Maar als alle grote religies tégen zijn, wie zijn dan de voorstanders? Ben ik te veralgemenend als ik zeg ‘de humanisten’? Hier stuiten we weer op een nieuwe (zesde) vreemde paradox. ‘Humanisme’ betekent dat de mens (en niet God) in het centrum geplaatst wordt. Het is ontstaan in de 16° eeuw (o.a. Erasmus) als reactie tegen de onmenselijkheden die in die tijd door de Kerk werden bedreven in naam van God (godsdienstoorlogen, inquisitie, ketterverbrandingen…). Nu zou je toch verwachten dat humanisten bij uitstek vóór de mens kiezen, voor het léven. Maar je ziet in onze maatschappij precies het omgekeerde gebeuren: sinds we in de ‘postchristelijke tijd’ leven en de waarden de facto door de méns bepaald worden, wordt het menselijk leven gedevalueerd: aan het begin en aan het einde van het leven wordt er ‘afgepitst’ en beknibbeld (abortus, euthanasie…), en dit gaat voortdurend verder ‘in naam van de menselijke waardigheid’? Het humanistisch mensbeeld degradeert de waarde van het leven. Oude mensen en mindervaliden moeten zich bijna verontschuldigen dat ze nog blijven leven en tot ‘last’ zijn voor hun familie en de maatschappij. Maar hierachter zit een verschillende visie op wat ‘kwaliteit van leven’ is: het wordt alleen een beetje eng als men dit oordeel in de handen van ménsen gaat leggen.

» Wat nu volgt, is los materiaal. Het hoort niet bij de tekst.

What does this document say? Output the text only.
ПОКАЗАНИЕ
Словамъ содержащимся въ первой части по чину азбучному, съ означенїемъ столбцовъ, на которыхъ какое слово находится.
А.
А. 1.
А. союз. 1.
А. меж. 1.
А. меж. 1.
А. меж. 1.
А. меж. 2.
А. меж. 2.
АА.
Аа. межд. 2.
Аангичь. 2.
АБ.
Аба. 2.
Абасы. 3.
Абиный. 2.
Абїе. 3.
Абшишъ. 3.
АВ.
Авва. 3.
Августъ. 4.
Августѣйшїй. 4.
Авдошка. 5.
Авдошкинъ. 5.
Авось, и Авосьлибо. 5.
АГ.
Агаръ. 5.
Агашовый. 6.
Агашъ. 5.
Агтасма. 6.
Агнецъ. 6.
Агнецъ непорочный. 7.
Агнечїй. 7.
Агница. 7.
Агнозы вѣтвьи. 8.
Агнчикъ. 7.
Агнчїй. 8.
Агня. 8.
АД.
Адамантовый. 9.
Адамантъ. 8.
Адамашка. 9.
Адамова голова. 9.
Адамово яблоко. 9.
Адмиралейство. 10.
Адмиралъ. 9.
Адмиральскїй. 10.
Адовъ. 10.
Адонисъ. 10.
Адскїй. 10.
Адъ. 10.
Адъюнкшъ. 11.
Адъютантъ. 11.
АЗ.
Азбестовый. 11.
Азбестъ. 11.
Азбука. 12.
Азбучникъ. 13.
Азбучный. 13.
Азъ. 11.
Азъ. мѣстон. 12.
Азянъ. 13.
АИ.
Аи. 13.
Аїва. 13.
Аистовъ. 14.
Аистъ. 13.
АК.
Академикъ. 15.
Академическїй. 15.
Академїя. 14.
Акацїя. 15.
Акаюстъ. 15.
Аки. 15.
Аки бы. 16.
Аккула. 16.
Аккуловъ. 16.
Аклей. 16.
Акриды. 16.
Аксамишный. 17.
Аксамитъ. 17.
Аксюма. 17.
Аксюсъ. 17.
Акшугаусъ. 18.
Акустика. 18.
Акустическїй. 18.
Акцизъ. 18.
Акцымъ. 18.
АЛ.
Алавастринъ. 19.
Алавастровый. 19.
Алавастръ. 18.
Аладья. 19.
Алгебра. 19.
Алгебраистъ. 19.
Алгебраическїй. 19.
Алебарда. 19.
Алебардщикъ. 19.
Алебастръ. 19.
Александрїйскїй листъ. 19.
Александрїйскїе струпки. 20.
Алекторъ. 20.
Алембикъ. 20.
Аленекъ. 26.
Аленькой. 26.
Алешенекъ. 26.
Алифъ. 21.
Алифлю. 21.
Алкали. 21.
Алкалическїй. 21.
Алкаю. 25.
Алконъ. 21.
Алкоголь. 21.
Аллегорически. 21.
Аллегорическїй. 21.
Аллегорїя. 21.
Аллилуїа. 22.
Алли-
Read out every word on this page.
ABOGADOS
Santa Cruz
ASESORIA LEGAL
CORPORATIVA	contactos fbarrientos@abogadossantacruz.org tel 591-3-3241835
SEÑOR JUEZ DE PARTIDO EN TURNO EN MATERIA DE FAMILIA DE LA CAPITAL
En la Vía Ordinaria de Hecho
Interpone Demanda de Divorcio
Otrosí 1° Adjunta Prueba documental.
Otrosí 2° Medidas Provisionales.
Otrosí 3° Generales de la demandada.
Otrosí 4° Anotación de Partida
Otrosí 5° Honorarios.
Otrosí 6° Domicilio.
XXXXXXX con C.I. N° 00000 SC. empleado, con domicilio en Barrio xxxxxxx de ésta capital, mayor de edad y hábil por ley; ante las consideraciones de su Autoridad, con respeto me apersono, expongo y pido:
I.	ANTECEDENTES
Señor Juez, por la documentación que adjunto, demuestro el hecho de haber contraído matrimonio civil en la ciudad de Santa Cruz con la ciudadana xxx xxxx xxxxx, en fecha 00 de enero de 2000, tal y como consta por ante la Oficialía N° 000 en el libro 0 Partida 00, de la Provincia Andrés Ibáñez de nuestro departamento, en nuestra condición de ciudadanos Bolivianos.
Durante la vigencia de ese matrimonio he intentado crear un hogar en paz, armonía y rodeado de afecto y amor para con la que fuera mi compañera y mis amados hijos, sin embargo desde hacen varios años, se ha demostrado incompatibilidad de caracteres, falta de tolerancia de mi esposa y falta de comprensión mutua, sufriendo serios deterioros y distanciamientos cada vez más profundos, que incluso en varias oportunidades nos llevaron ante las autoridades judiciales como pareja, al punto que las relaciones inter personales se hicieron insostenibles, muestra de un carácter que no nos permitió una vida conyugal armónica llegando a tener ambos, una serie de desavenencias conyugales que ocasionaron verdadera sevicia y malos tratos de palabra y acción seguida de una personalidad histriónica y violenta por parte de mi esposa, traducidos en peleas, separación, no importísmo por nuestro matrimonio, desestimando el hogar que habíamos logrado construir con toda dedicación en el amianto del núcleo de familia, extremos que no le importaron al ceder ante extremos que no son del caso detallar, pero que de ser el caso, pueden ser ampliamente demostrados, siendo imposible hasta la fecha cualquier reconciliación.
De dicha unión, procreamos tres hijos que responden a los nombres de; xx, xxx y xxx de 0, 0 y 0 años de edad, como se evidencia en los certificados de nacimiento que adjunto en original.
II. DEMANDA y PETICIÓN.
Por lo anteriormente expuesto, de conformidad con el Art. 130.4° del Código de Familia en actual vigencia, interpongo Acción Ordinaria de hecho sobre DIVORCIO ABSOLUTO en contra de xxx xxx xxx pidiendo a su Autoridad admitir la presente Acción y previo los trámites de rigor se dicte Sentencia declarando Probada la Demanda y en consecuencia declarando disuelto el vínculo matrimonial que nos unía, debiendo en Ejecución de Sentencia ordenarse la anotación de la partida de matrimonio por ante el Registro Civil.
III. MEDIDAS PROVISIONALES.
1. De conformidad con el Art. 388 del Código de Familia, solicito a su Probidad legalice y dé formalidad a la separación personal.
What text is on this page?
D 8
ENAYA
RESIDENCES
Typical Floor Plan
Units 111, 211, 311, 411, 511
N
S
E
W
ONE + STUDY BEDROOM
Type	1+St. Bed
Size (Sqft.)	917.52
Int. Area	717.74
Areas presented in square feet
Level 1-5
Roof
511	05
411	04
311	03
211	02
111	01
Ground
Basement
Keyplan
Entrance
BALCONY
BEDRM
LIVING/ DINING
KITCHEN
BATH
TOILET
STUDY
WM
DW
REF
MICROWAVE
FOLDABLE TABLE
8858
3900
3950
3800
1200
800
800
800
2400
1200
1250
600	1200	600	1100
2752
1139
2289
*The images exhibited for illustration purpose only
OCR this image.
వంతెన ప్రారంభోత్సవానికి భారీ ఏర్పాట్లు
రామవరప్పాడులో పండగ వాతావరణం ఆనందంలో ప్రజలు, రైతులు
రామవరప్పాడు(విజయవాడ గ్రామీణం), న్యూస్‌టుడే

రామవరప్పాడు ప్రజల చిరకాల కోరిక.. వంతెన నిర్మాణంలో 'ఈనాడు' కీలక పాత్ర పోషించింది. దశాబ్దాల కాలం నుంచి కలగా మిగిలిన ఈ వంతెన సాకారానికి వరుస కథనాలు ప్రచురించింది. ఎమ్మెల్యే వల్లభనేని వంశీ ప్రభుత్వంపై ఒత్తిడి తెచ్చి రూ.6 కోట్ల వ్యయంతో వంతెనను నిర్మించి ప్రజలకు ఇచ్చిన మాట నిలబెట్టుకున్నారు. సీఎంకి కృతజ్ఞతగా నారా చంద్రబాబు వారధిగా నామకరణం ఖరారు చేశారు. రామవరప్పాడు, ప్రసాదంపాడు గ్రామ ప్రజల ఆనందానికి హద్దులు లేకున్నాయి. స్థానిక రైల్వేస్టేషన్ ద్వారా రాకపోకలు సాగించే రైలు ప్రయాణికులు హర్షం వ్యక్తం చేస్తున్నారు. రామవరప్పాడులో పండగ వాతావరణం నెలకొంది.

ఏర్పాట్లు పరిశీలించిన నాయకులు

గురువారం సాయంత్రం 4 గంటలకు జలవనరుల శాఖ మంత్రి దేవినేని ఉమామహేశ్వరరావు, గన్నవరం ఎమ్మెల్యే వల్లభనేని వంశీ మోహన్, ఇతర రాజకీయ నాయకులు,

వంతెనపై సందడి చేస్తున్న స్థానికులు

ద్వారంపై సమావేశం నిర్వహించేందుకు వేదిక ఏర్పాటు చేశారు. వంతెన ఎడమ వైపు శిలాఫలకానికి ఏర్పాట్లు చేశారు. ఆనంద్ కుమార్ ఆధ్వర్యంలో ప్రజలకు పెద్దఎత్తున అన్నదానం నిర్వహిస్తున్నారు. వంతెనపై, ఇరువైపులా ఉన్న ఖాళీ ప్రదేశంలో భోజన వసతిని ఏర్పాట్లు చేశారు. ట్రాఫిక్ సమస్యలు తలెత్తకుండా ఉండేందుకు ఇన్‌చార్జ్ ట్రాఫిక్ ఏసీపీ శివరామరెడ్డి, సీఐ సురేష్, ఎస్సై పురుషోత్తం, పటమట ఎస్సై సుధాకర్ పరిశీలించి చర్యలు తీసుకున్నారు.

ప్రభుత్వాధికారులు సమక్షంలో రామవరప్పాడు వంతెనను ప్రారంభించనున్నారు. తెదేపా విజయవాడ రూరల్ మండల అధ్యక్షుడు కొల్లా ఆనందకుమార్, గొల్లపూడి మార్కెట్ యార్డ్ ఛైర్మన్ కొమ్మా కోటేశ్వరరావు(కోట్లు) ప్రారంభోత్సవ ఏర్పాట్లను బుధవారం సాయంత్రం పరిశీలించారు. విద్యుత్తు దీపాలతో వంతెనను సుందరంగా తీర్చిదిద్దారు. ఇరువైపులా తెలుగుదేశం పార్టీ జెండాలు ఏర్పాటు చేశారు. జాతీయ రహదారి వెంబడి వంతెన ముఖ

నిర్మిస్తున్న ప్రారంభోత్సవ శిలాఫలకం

De zevende paradox vinden we op medisch gebied: wanneer de wetenschap erin slaagt een bepaalde ziekte te genezen, wordt dit als een ‘overwinning voor de geneeskunde’ gezien, een overwinning voor het leven. Hoe kan dan euthanasie als een ‘vooruitgang’ worden bestempeld? Alle artsen moeten normaal, volgens hun eed van Hippocrates, vechten voor het léven! Ze worstelen urenlang in de ene operatiekamer om iemands leven te redden bijv. na een zwaar ongeval, en maken een vreugdedansje als het gelukt is, terwijl in de andere kamer met een spuitje iemands leven abrupt wordt beëindigd? Of: de ontdekking van een nieuw medicijn kan een weldaad zijn voor vele zieken, maar hoe kan men in ’s hemelsnaam euthanasie als een ‘weldaad’ bestempelen?
Dat waarden en normen verschuiven in onze maatschappij is voor iedereen overduidelijk. Ik wil dit even vergelijken met het debat rond genetische manipulatie van gewassen: dé grote vraag bij de nieuwe technieken is: welke effecten heeft dit op lange termijn, zelfs bij een volgende generatie? Ik vraag me ernstig af wat voor een nieuwe generatie en nieuwe wereld we kweken als we de poten onder het leven uitzagen. En dat terwijl ‘duurzaamheid’ vandaag hét modewoord is!